Die Folgen der seelischen Vernachlässigung
All diese Vernachlässigungen haben zur Folge, dass die Eltern-Kind-Beziehung gestört ist. Dem Kind fehlt das schon in frühster Kindheit gebildete Urvertrauen, da es keine bestätigende Bindung zu den Eltern aufbauen kann. Alles wirkt unsicher und von ihm nicht beeinflussbar.
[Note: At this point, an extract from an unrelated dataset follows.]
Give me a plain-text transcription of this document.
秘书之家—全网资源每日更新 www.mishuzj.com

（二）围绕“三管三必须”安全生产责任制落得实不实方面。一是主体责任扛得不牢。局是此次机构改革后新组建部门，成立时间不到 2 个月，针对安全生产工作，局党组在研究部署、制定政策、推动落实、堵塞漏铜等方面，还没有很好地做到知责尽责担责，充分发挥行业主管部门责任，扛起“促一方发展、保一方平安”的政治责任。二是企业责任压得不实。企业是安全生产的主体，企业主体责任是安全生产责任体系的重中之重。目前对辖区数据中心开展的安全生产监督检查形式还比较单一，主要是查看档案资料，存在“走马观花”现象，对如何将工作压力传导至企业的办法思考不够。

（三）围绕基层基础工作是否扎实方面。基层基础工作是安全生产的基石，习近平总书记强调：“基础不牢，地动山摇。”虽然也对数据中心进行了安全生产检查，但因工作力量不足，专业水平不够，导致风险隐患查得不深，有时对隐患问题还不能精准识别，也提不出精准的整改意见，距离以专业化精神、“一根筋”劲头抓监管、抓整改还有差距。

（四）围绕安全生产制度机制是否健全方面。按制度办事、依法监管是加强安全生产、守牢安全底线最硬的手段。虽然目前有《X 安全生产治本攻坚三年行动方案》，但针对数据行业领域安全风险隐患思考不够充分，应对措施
Doch ist es den meisten Kindern nicht möglich, die emotional belastende Situation auf die Eltern zurück zu führen. Eine Kritik an deren Verhalten ist automatisch mit Schuldgefühlen verbunden, die ein Kind vermeiden möchte. Denn auch vernachlässigende Eltern werden von ihren Kindern bedingungslos geliebt. Das Kind wächst deshalb in einem Spannungsgefüge aus Unsicherheit, Aggression und Schuldgefühle auf, dass es mit in die Pubertät und meist sogar ins Erwachsenenalter nimmt. Die einen leiden still und nehmen die Situation stumm hin – einfach, weil sie es gar nicht anders kennen. Die anderen rebellieren: Suchen Zuflucht im Alkohol oder Drogen, schließen sich extremen Gruppierungen an oder werden kriminell.